A new report backs her up. In a survey of about 100 nail salon workers in New York City and surrounding counties, the New York Nail Salon Workers Association found that 82 percent experienced wage theft. Employers are failing to pay the state’s tipped minimum wage, aren’t making up the difference when employees’ base wages and tips don’t add up to the full minimum wage, and don’t pay extra for overtime work. The hours are long: nearly two-thirds of nail salon employees say they work shifts that are at least 10 hours. But many aren’t paid time and a half for the extra hours they put in.
That wage theft is costing them, on average, more than $180 a week, or over $9,000 a year—steep sums for the majority immigrant female workers who survive off of little pay to begin with. More than 10 percent of respondents were losing more than $400 a week.
One source of the problem, the report finds, can be traced back to how little it costs to get a manicure in New York. Workers at salons that charge the lowest prices—$9 or less for a manicure—reported experiencing higher rates of wage theft and losing more money, while those at salons that charged at least $16 for a manicure kept more of the money they were due. “Low prices translate into illegal poverty wages,” the report states. But “as service prices increase, wage theft decreases.”

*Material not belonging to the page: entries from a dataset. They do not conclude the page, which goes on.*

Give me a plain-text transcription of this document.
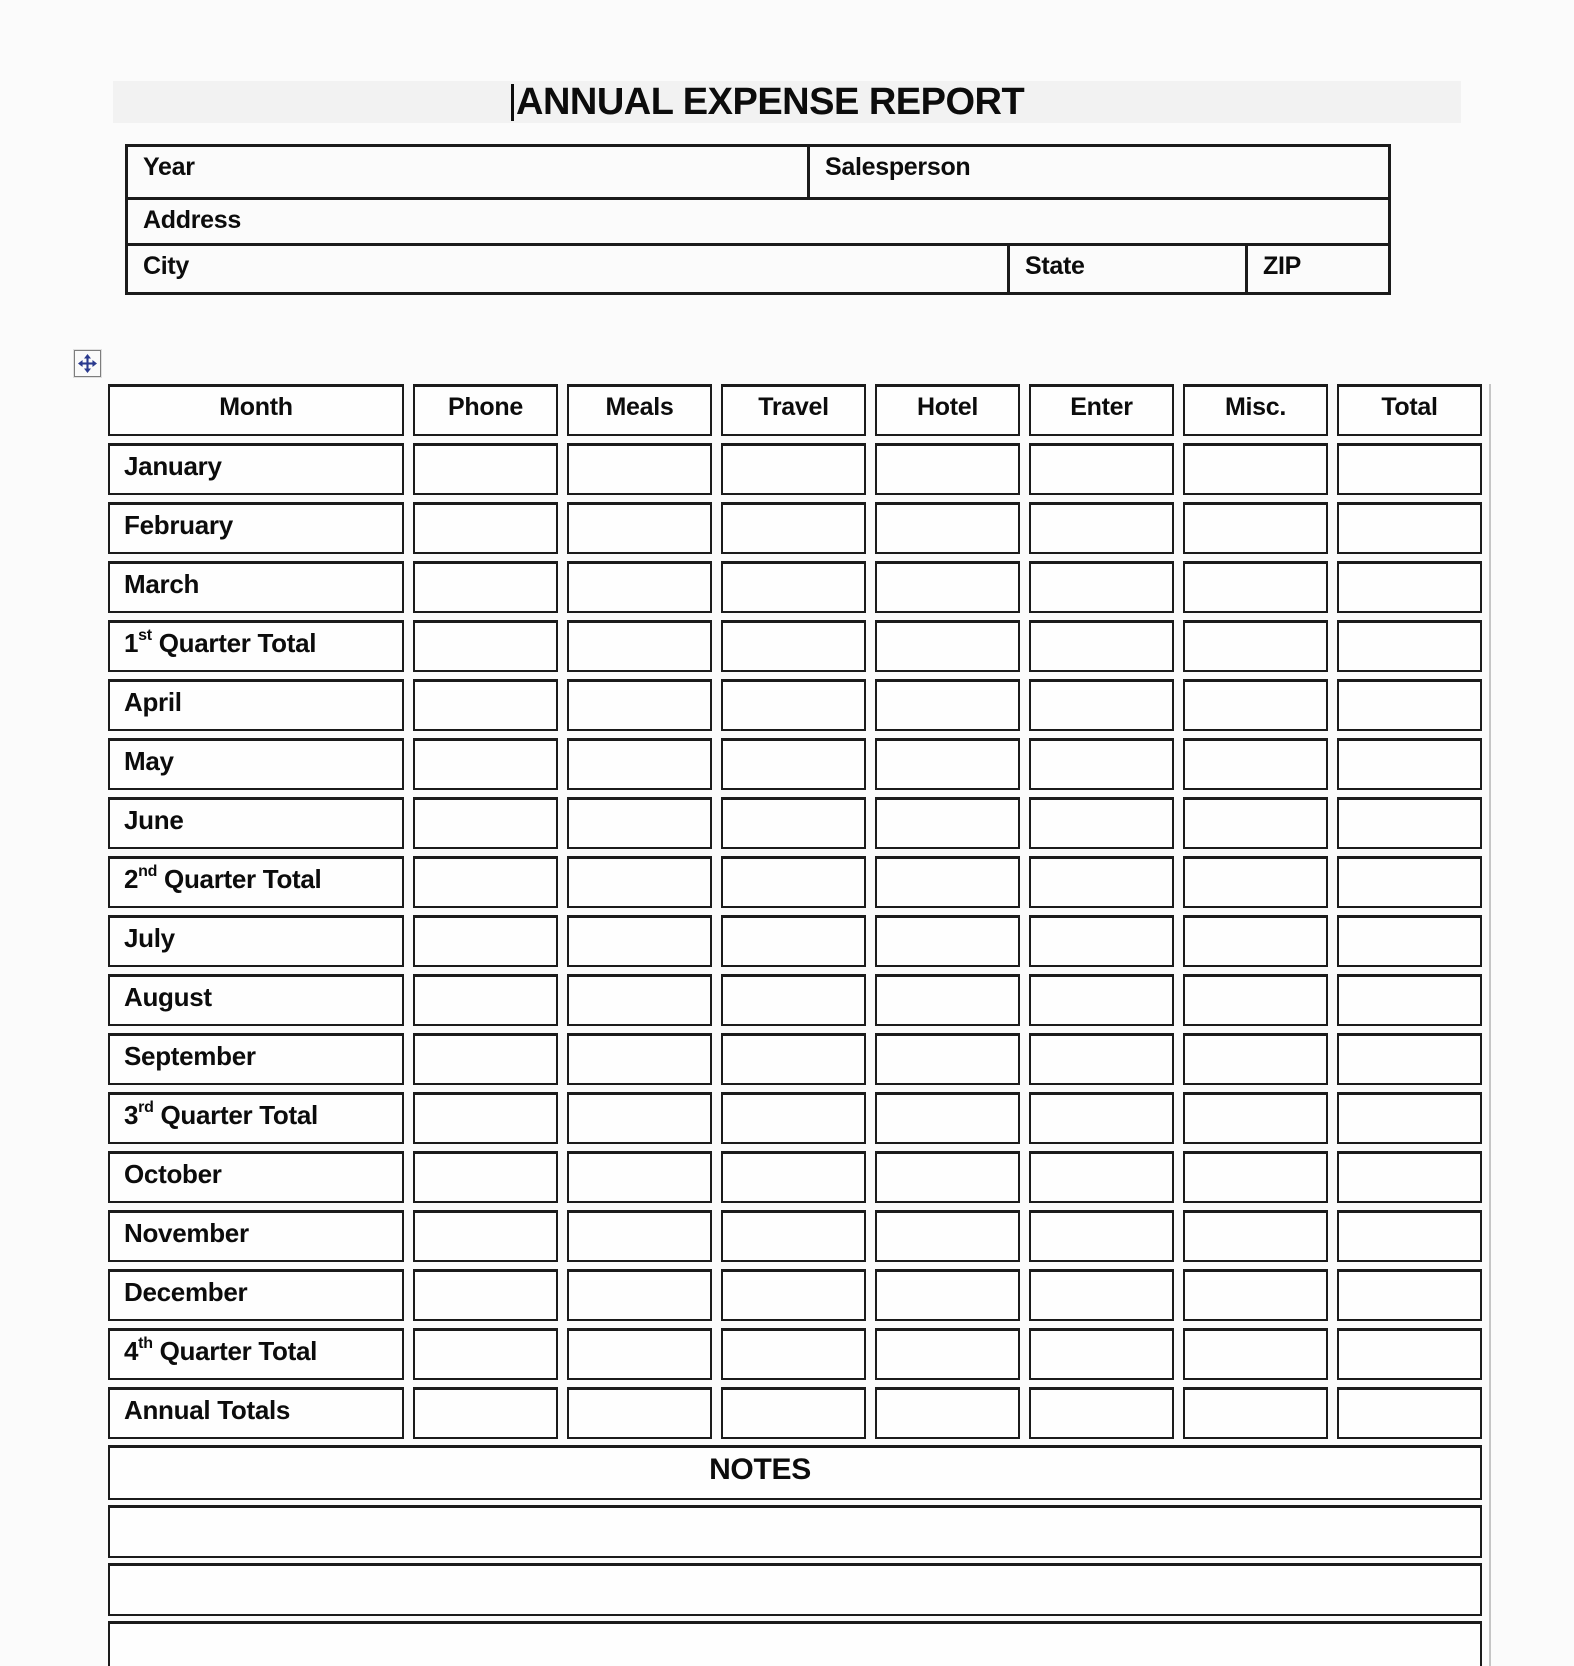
ANNUAL EXPENSE REPORT
Year	Salesperson
Address
City	State	ZIP
Month	Phone	Meals	Travel	Hotel	Enter	Misc.	Total
January
February
March
1st Quarter Total
April
May
June
2nd Quarter Total
July
August
September
3rd Quarter Total
October
November
December
4th Quarter Total
Annual Totals
NOTES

On top of the inadequate pay, the report also found that 86 percent of nail salon workers in New York City aren’t being given paid sick days, as is the law.

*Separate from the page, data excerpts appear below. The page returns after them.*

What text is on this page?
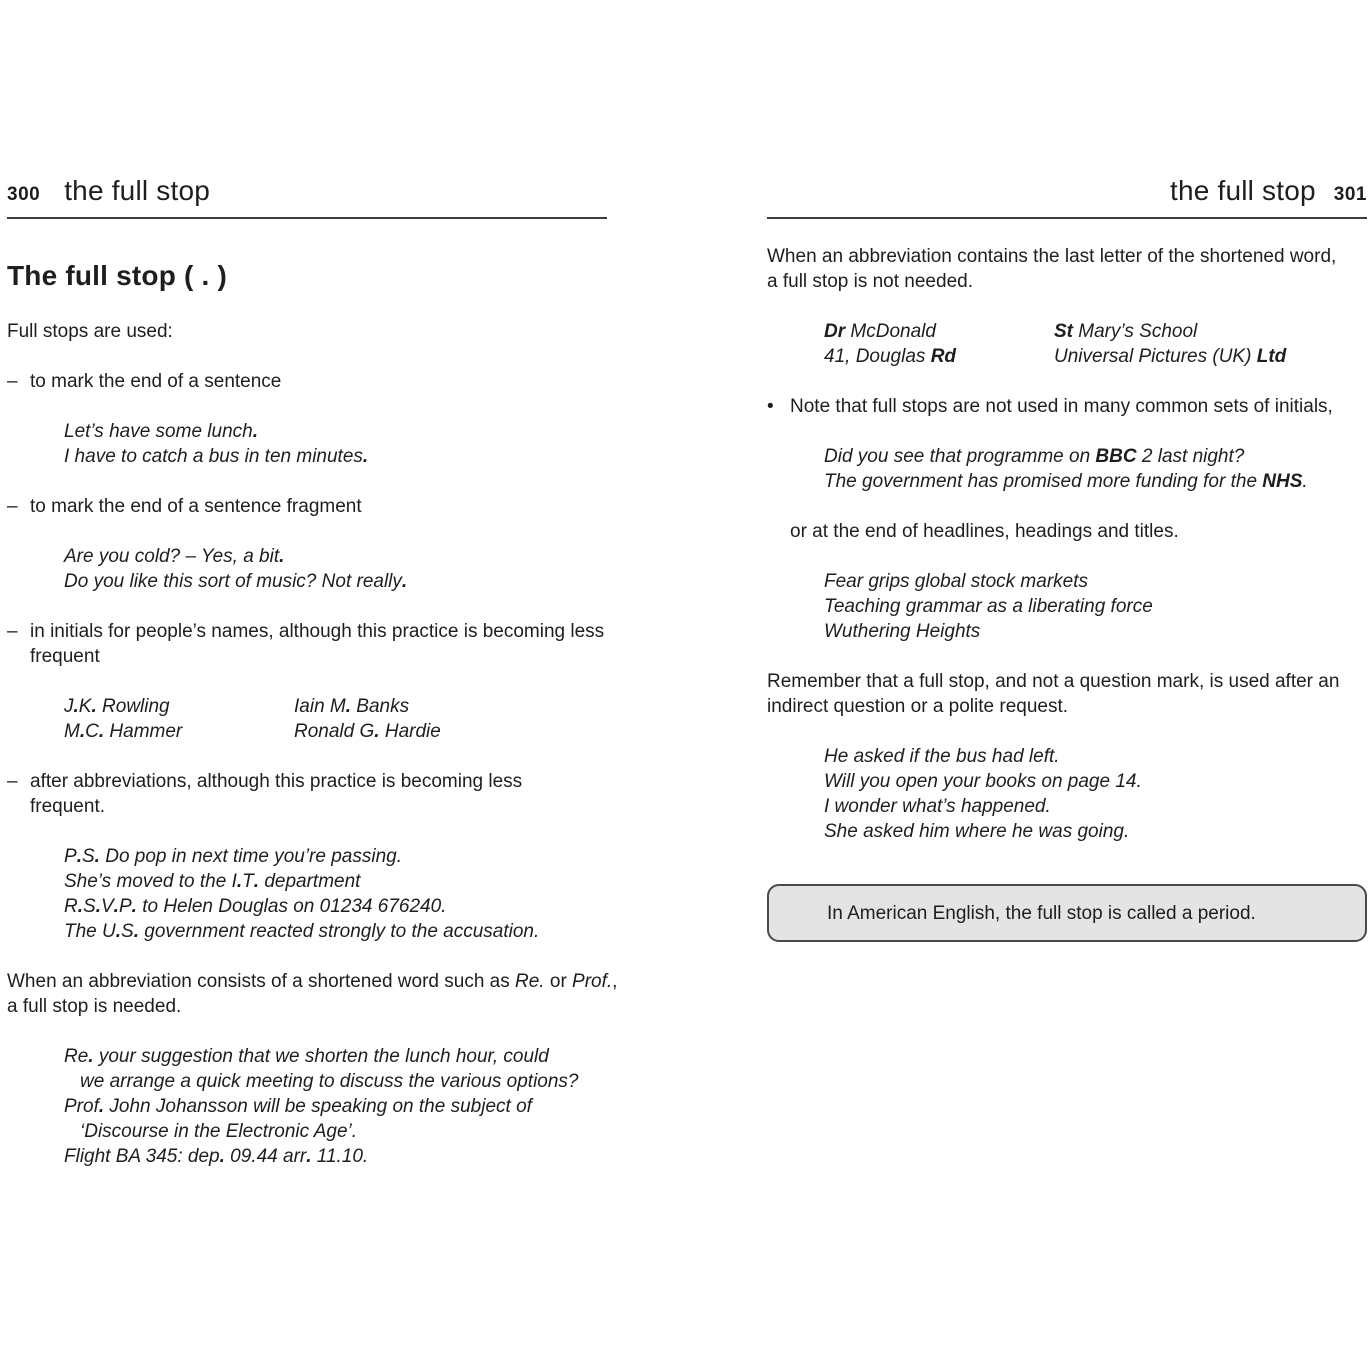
300 the full stop
The full stop ( . )
Full stops are used:
– to mark the end of a sentence
Let’s have some lunch.
I have to catch a bus in ten minutes.
– to mark the end of a sentence fragment
Are you cold? – Yes, a bit.
Do you like this sort of music? Not really.
– in initials for people’s names, although this practice is becoming less
frequent
J.K. Rowling	Iain M. Banks
M.C. Hammer	Ronald G. Hardie
– after abbreviations, although this practice is becoming less
frequent.
P.S. Do pop in next time you’re passing.
She’s moved to the I.T. department
R.S.V.P. to Helen Douglas on 01234 676240.
The U.S. government reacted strongly to the accusation.
When an abbreviation consists of a shortened word such as Re. or Prof.,
a full stop is needed.
Re. your suggestion that we shorten the lunch hour, could
we arrange a quick meeting to discuss the various options?
Prof. John Johansson will be speaking on the subject of
‘Discourse in the Electronic Age’.
Flight BA 345: dep. 09.44 arr. 11.10.
the full stop 301
When an abbreviation contains the last letter of the shortened word,
a full stop is not needed.
Dr McDonald	St Mary’s School
41, Douglas Rd	Universal Pictures (UK) Ltd
• Note that full stops are not used in many common sets of initials,
Did you see that programme on BBC 2 last night?
The government has promised more funding for the NHS.
or at the end of headlines, headings and titles.
Fear grips global stock markets
Teaching grammar as a liberating force
Wuthering Heights
Remember that a full stop, and not a question mark, is used after an
indirect question or a polite request.
He asked if the bus had left.
Will you open your books on page 14.
I wonder what’s happened.
She asked him where he was going.
In American English, the full stop is called a period.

In 2015, a New York Times expose shone a light on the rampant mistreatment of nail salon employees in the city, who are often forced to work extremely long hours in harsh conditions for little pay. In its wake, the state implemented health and safety standards dealing with ventilation and protective equipment. It also now requires owners to take financial steps to ensure that workers can recover wages if it’s found they’re being underpaid and created a voluntary recognition process for those deploying best practices. But workers argue that even with some protections in place, they need stronger enforcement to get what they’re due. “While the legislation provided new protections for workers and regulations for employers, workers continue to organize to make those protections a reality,” the report notes.
“We still aren’t really seeing changes,” Sefla said. “We have established better laws, but we’re seeing that a lot of the owners are not complying with the new laws. So we haven’t seen the change that we’re looking for.”

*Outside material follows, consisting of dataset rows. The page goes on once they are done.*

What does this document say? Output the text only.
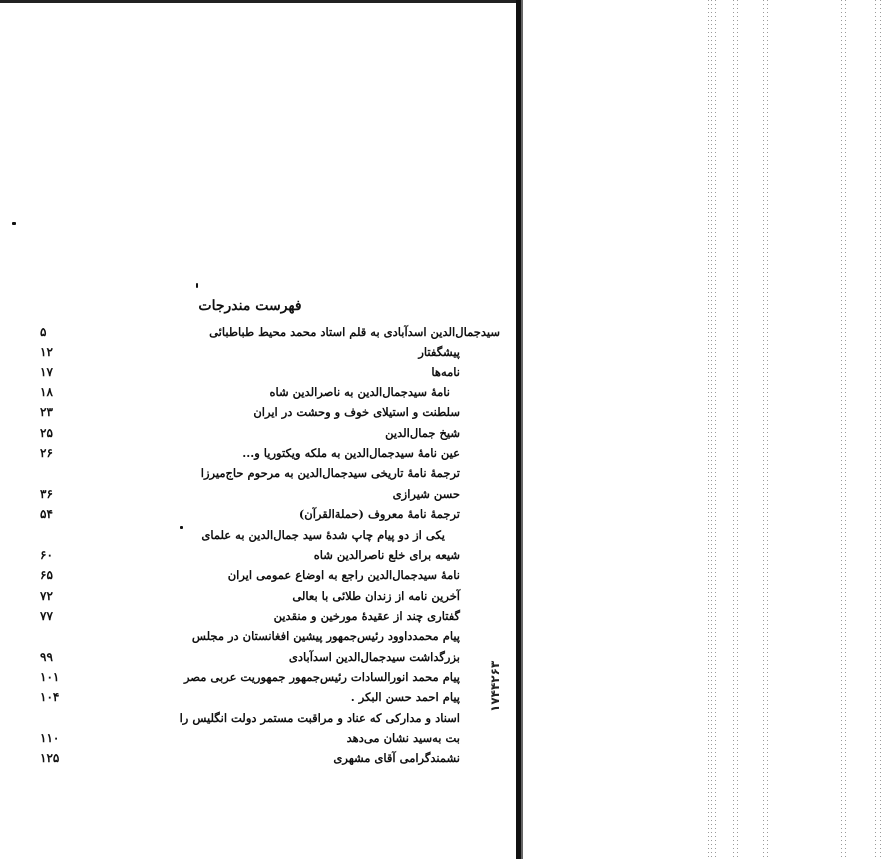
فهرست مندرجات
سیدجمال‌الدین اسدآبادی به قلم استاد محمد محیط طباطبائی
۵
پیشگفتار
۱۲
نامه‌ها
۱۷
نامهٔ سیدجمال‌الدین به ناصرالدین شاه
۱۸
سلطنت و استیلای خوف و وحشت در ایران
۲۳
شیخ جمال‌الدین
۲۵
عین نامهٔ سیدجمال‌الدین به ملکه ویکتوریا و...
۲۶
ترجمهٔ نامهٔ تاریخی سیدجمال‌الدین به مرحوم حاج‌میرزا
حسن شیرازی
۳۶
ترجمهٔ نامهٔ معروف (حملة‌القرآن)
۵۴
یکی از دو پیام چاپ شدهٔ سید جمال‌الدین به علمای
شیعه برای خلع ناصرالدین شاه
۶۰
نامهٔ سیدجمال‌الدین راجع به اوضاع عمومی ایران
۶۵
آخرین نامه از زندان طلائی با بعالی
۷۲
گفتاری چند از عقیدهٔ مورخین و منقدین
۷۷
پیام محمدداوود رئیس‌جمهور پیشین افغانستان در مجلس
بزرگداشت سیدجمال‌الدین اسدآبادی
۹۹
پیام محمد انورالسادات رئیس‌جمهور جمهوریت عربی مصر
۱۰۱
پیام احمد حسن البکر .
۱۰۴
اسناد و مدارکی که عناد و مراقبت مستمر دولت انگلیس را
بت به‌سید نشان می‌دهد
۱۱۰
نشمندگرامی آقای مشهری
۱۲۵
۱۷۴۴۲۶۳
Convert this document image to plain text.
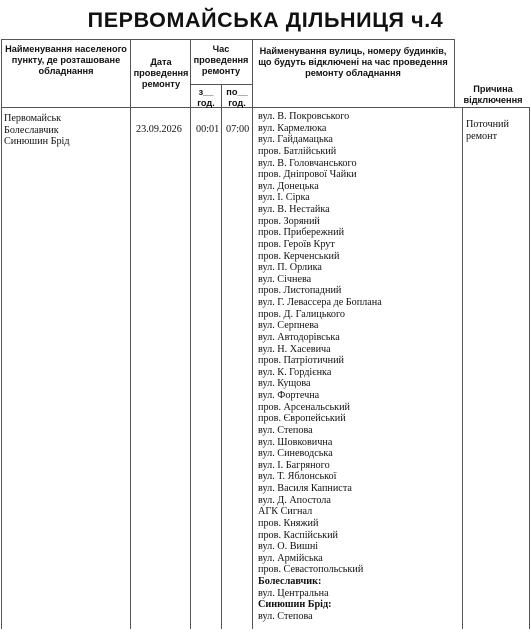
ПЕРВОМАЙСЬКА ДІЛЬНИЦЯ ч.4
Найменування населеного пункту, де розташоване обладнання
Дата проведення ремонту
Час проведення ремонту
з__ год.
по__ год.
Найменування вулиць, номеру будинків, що будуть відключені на час проведення ремонту обладнання
Причина відключення
Первомайськ
Болеславчик
Синюшин Брід
23.09.2026 00:01 07:00	Поточний ремонт
вул. В. Покровського
вул. Кармелюка
вул. Гайдамацька
пров. Батлійський
вул. В. Головчанського
пров. Дніпрової Чайки
вул. Донецька
вул. І. Сірка
вул. В. Нестайка
пров. Зоряний
пров. Прибережний
пров. Героїв Крут
пров. Керченський
вул. П. Орлика
вул. Січнева
пров. Листопадний
вул. Г. Левассера де Боплана
пров. Д. Галицького
вул. Серпнева
вул. Автодорівська
вул. Н. Хасевича
пров. Патріотичний
вул. К. Гордієнка
вул. Кущова
вул. Фортечна
пров. Арсенальський
пров. Європейський
вул. Степова
вул. Шовковична
вул. Синеводська
вул. І. Багряного
вул. Т. Яблонської
вул. Василя Капниста
вул. Д. Апостола
АГК Сигнал
пров. Княжий
пров. Каспійський
вул. О. Вишні
вул. Армійська
пров. Севастопольський
Болеславчик:
вул. Центральна
Синюшин Брід:
вул. Степова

In December, Governor Andrew Cuomo announced he would get phase out the tipped minimum wage for a group of workers that includes nail salon employees (although excluded restaurant and hospitality workers), meaning salon owners will be required to pay the full minimum wage regardless of how much customers tip. But as the report notes, many workers weren’t even being paid the lower tipped wage to begin with. So they’re demanding more legislative action.
“We need mechanisms for enforcing those established laws,” Sefla said. “There won’t be any change without consequences and accountability.”
The heart of their demand is that the state legislature pass the Nail Salon Accountability Act, which will be introduced later this month. The law would change the licensing process so that workers’ feedback would be incorporated into the renewal process and owners would have to get certification proving that they are complying with labor, health, and safety laws. It would also mandate training for owners and workers on those laws. “Compliance with the law must become part of the cost of doing business,” the report states.
There are other potential legislative fixes in the works as well. Members of the assembly are considering a bill that would criminalize wage theft. The New York City council is working on a bill that would give salon owners subsidies so they could add proper ventilation.
“Esos son básicos,” Sefla said: These are basic things. “Son derechos que tenemos aquí en este país.” These are rights we have here in this country.